Gender-Stratified analysis of sepsis mortality in cancer: a 45-Year Population-Based cohort study
Menée à partir de données 1975-2019 des registres américains des cancers portant sur 3 577 100 patients atteints d'un cancer, cette étude de cohorte analyse la mortalité par sepsis en fonction du sexe et par localisation (11 926 décès par sepsis)
Background: Sepsis is a major cause of death in cancer patients, yet its variation by cancer type and patient characteristics remains underexplored. We analyzed sepsis mortality in a large cancer cohort, focusing on gender and demographic disparities.
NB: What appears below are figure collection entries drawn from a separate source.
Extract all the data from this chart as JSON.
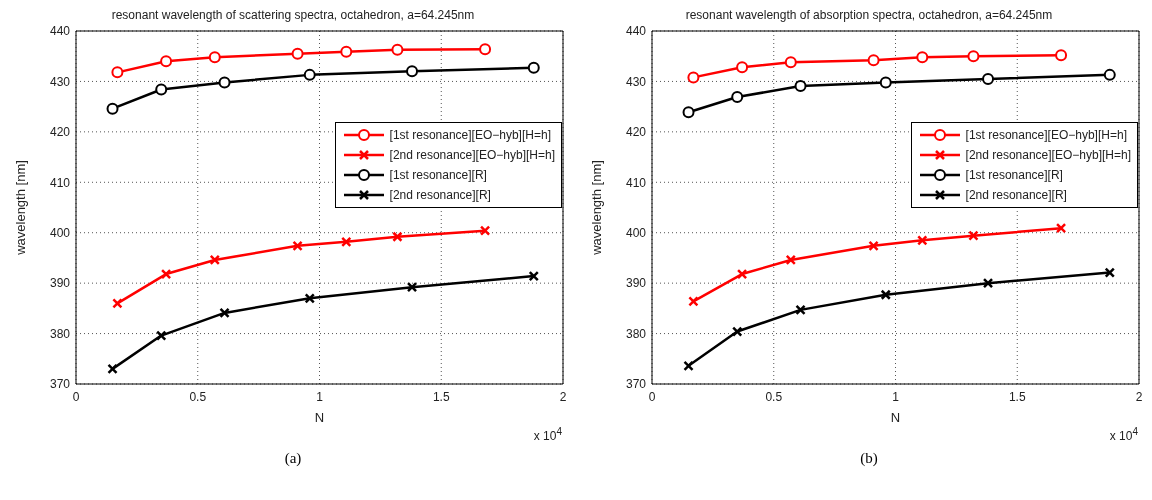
{
  "chart_data": [
    {
      "type": "line",
      "title": "resonant wavelength of scattering spectra, octahedron, a=64.245nm",
      "xlabel": "N",
      "ylabel": "wavelength [nm]",
      "xlim": [
        0,
        2
      ],
      "xticks": [
        0,
        0.5,
        1,
        1.5,
        2
      ],
      "ylim": [
        370,
        440
      ],
      "yticks": [
        370,
        380,
        390,
        400,
        410,
        420,
        430,
        440
      ],
      "grid": true,
      "legend": "right",
      "annotations": [
        "x 10$^{4}$",
        "(a)"
      ],
      "series": [
        {
          "name": "[1st resonance][EO−hyb][H=h]",
          "color": "#ff0000",
          "marker": "circle",
          "x": [
            0.17,
            0.37,
            0.57,
            0.91,
            1.11,
            1.32,
            1.68
          ],
          "values": [
            431.8,
            434.0,
            434.8,
            435.5,
            435.9,
            436.3,
            436.4
          ]
        },
        {
          "name": "[2nd resonance][EO−hyb][H=h]",
          "color": "#ff0000",
          "marker": "cross",
          "x": [
            0.17,
            0.37,
            0.57,
            0.91,
            1.11,
            1.32,
            1.68
          ],
          "values": [
            386.0,
            391.8,
            394.6,
            397.4,
            398.2,
            399.2,
            400.4
          ]
        },
        {
          "name": "[1st resonance][R]",
          "color": "#000000",
          "marker": "circle",
          "x": [
            0.15,
            0.35,
            0.61,
            0.96,
            1.38,
            1.88
          ],
          "values": [
            424.6,
            428.4,
            429.8,
            431.3,
            432.0,
            432.7
          ]
        },
        {
          "name": "[2nd resonance][R]",
          "color": "#000000",
          "marker": "cross",
          "x": [
            0.15,
            0.35,
            0.61,
            0.96,
            1.38,
            1.88
          ],
          "values": [
            373.0,
            379.6,
            384.1,
            387.0,
            389.2,
            391.4
          ]
        }
      ]
    },
    {
      "type": "line",
      "title": "resonant wavelength of absorption spectra, octahedron, a=64.245nm",
      "xlabel": "N",
      "ylabel": "wavelength [nm]",
      "xlim": [
        0,
        2
      ],
      "xticks": [
        0,
        0.5,
        1,
        1.5,
        2
      ],
      "ylim": [
        370,
        440
      ],
      "yticks": [
        370,
        380,
        390,
        400,
        410,
        420,
        430,
        440
      ],
      "grid": true,
      "legend": "right",
      "annotations": [
        "x 10$^{4}$",
        "(b)"
      ],
      "series": [
        {
          "name": "[1st resonance][EO−hyb][H=h]",
          "color": "#ff0000",
          "marker": "circle",
          "x": [
            0.17,
            0.37,
            0.57,
            0.91,
            1.11,
            1.32,
            1.68
          ],
          "values": [
            430.8,
            432.8,
            433.8,
            434.2,
            434.8,
            435.0,
            435.2
          ]
        },
        {
          "name": "[2nd resonance][EO−hyb][H=h]",
          "color": "#ff0000",
          "marker": "cross",
          "x": [
            0.17,
            0.37,
            0.57,
            0.91,
            1.11,
            1.32,
            1.68
          ],
          "values": [
            386.4,
            391.8,
            394.6,
            397.4,
            398.5,
            399.4,
            400.9
          ]
        },
        {
          "name": "[1st resonance][R]",
          "color": "#000000",
          "marker": "circle",
          "x": [
            0.15,
            0.35,
            0.61,
            0.96,
            1.38,
            1.88
          ],
          "values": [
            423.9,
            426.9,
            429.1,
            429.8,
            430.5,
            431.3
          ]
        },
        {
          "name": "[2nd resonance][R]",
          "color": "#000000",
          "marker": "cross",
          "x": [
            0.15,
            0.35,
            0.61,
            0.96,
            1.38,
            1.88
          ],
          "values": [
            373.6,
            380.4,
            384.7,
            387.7,
            390.0,
            392.1
          ]
        }
      ]
    }
  ]
}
Methods: We analyzed 3,577,100 cancer cases from the SEER database (1975–2019), and calculated the standardized mortality ratio (SMR) and absolute excess risk (AER), stratified by gender, cancer type, and demographics. Logistic regression identified factors linked to sepsis mortality odds, while Cox proportional hazards models evaluated their time-dependent effects.
Results: Cancer patients experienced an excess sepsis mortality rate of 1.68 deaths per 10,000 person-years compared to the general population. Among 11,926 cancer patients who died from sepsis (0.39% of 3.07 million cases), males had consistently higher mortality than females. Risk was highest in older adults, Black, unmarried or widowed males with high-grade cancer. Liver and pancreatic cancers showed the highest SMR and AER, followed by stomach, lung, and hematologic cancers, whereas breast and prostate cancers had lower mortality. Patients diagnosed within the first year of cancer diagnosis faced the greatest risk. Logistic regression identified protective factors including female sex, younger age, localized cancer, marriage, and radiation therapy, while Cox models highlighted the time-dependent protective effects of these factors.
Conclusions: Sepsis mortality varied significantly by gender, cancer type, and demographic characteristics. These findings emphasize the need for gender-specific and personalized management strategies to reduce sepsis mortality in high-risk cancer patients.